As contas públicas ainda estão fora de controle, a julgar pelo primeiro relatório de avaliação de receitas e despesas primárias realizado pelo governo. Se nada for feito e as previsões estiverem corretas, o déficit primário do governo central, que foi de R$ 154,3 bilhões em 2016, passará longe da meta de R$ 139 bilhões e atingirá R$ 197,1 bilhões. A equipe econômica calcula que a conta não fechará sem o aumento de alguns impostos para tapar parte de um rombo estimado em R$ 58,16 bilhões.
Fazenda e Tesouro estão jogando segundo as regras estritas do Tribunal de Contas da União, contabilizando receitas que têm maior grau de certeza de serem obtidas e a previsão é bastante conservadora. A arrecadação total cresceu nos dois primeiros meses do ano, e em doze meses tem queda de 1% e continua recuando e a reação da economia poderá fazer com que seja maior do que a Fazenda vislumbra.
O ajuste de contas ficou mais apertado com a armadilha para implantar o teto de gastos, no ponto de partida da escolha da inflação que daria o limite - 7,2% - a inflação de 12 meses encerrados em julho. A partir de setembro, a inflação desabou, foi de 6,29% e possivelmente ficará abaixo de 4,5% no ano corrente. Considerando a meta de inflação e o teto de despesas fixado, de R$ 1,301 trilhão, o teto de despesas seria R$ 32,3 bilhões menor do que o fixado, isto é, mais da metade da economia que agora se faz necessária.
Parte do ajuste foi influenciado também pelos parâmetros otimistas sobre o comportamento da economia. Os tributos administrados pela Receita (exclusive previdência) encolheram R$ 33 bilhões com a redução da estimativa para o PIB de 1,6% para 0,5%. O tombo na receita líquida foi bem maior, de R$ 54,8 bilhões. As despesas com pessoal e encargos, por seu lado, deixarão bem para trás o teto e a inflação corrente - a previsão de gastos com a rubrica é de 10,73% - com gastos adicionais de R$ 9 bilhões graças aos aumentos concedidos por Temer ao assumir a Presidência em 2016.
A receita total estimada é conservadora, de R$ 1,367 trilhão, apenas 4% (nominal) superior à de 2016, que evoluiu 5,4% com um PIB em queda de 3,6%. Pelo lado das despesas, os gastos com benefícios da Previdência continuarão pressionando fortemente o orçamento. A previsão é de um aumento nominal de 9%, ou R$ 55 bilhões. Isto é, só o acréscimo dessa despesa tem o tamanho do rombo que se procura agora fechar e obrigará o encolhimento das demais despesas, em uma trajetória insustentável sem a reforma do sistema.

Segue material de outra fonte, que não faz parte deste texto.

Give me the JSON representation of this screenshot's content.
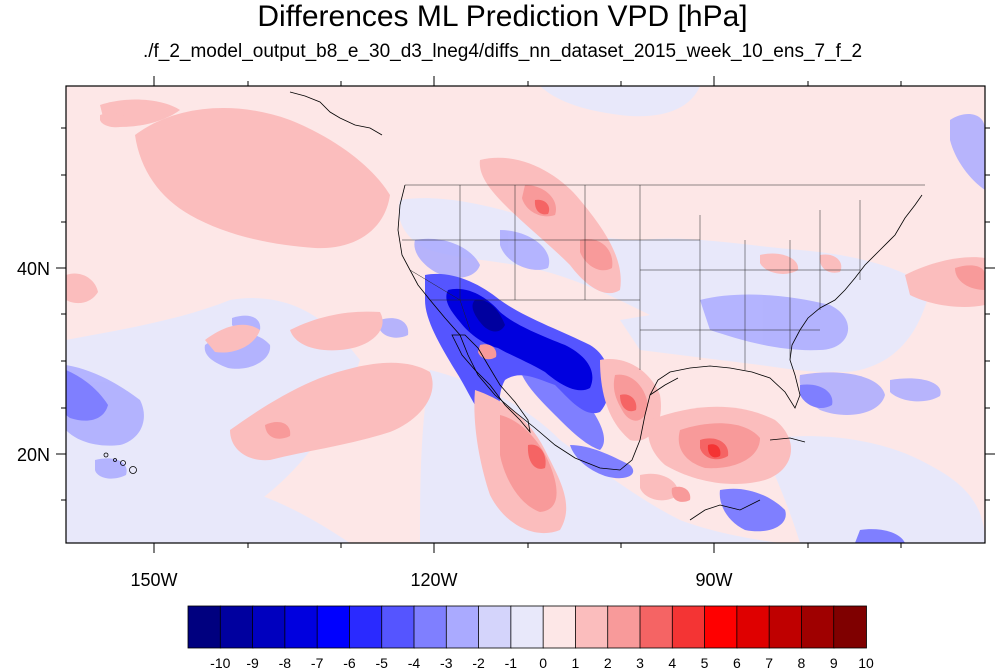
{
  "title": "Differences ML Prediction VPD [hPa]",
  "subtitle": "./f_2_model_output_b8_e_30_d3_lneg4/diffs_nn_dataset_2015_week_10_ens_7_f_2",
  "axes": {
    "lat_labels": [
      "40N",
      "20N"
    ],
    "lon_labels": [
      "150W",
      "120W",
      "90W"
    ]
  },
  "colorbar": {
    "labels": [
      "-10",
      "-9",
      "-8",
      "-7",
      "-6",
      "-5",
      "-4",
      "-3",
      "-2",
      "-1",
      "0",
      "1",
      "2",
      "3",
      "4",
      "5",
      "6",
      "7",
      "8",
      "9",
      "10"
    ],
    "colors": [
      "#00007f",
      "#00009f",
      "#0000bf",
      "#0000df",
      "#0000ff",
      "#2a2aff",
      "#5555ff",
      "#7f7fff",
      "#aaaaff",
      "#d4d4fb",
      "#e8e8fa",
      "#fde7e7",
      "#fbbdbd",
      "#f89a9a",
      "#f56464",
      "#f43434",
      "#ff0000",
      "#df0000",
      "#bf0000",
      "#9f0000",
      "#7f0000"
    ]
  },
  "colors": {
    "background": "#fde7e7",
    "light_blue": "#e8e8fa",
    "pale_blue": "#d4d4fb",
    "mid_blue": "#aaaaff",
    "blue": "#7f7fff",
    "strong_blue": "#5555ff",
    "deep_blue": "#0000df",
    "pink": "#fbbdbd",
    "salmon": "#f89a9a",
    "red": "#f56464",
    "deep_red": "#f43434"
  }
}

Pelas projeções do governo no primeiro bimestre, não há como o aumento das receitas superar o dos gastos e parte do hiato pelo menos será preenchido com majoração de impostos, dado o engessamento progressivo do orçamento. Em 2017, se a estimativa coincidir com a realidade, apenas os benefícios previdenciários e gastos com pessoal e encargos sociais totalizarão 64,8% das despesas primárias. Para cobrir o rombo de R$ 58 bilhões e manter a meta fiscal, seria necessário um corte muito profundo nos gastos não obrigatórios. Pelo relatório de avaliação, a base contingenciável de despesas, passível de represamento e cortes, é de apenas R$ 151,5 bilhões e precisaria sofrer um talho de 38,5% - inclusive com subtração de R$ 3,3 bilhões de emendas individuais de parlamentares.
O aumento de impostos foi uma alternativa descartada pelo presidente Michel Temer e pelo ministro da Fazenda, Henrique Meirelles e só admitida como solução de última instância. Vários economistas, no entanto, a julgam inevitável, seja porque a realização da meta fiscal seria impossível, seja porque daria mais celeridade ao ajuste iniciado com o teto de gastos. A estratégia gradualista de enfrentar o déficit público não resistiu ao primeiro orçamento sem aumento de impostos.
O descalabro das contas públicas é uma pesada herança do governo Dilma, da qual será difícil o país se desvencilhar. Mas ao não cortar gastos no início, o governo Temer viu a conta chegar agora. Ao aplicar o teto com uma inflação já maior sobre despesas que atingiram seu pico, descobriu que não há corte que baste. A possibilidade de aguardar mais algum tempo e avaliar o pulso da economia antes de decidir elevar impostos tornou-se inviável pela desmoralização do expediente no governo anterior e pela vigilância do TCU. E, de novo, os impostos vão subir.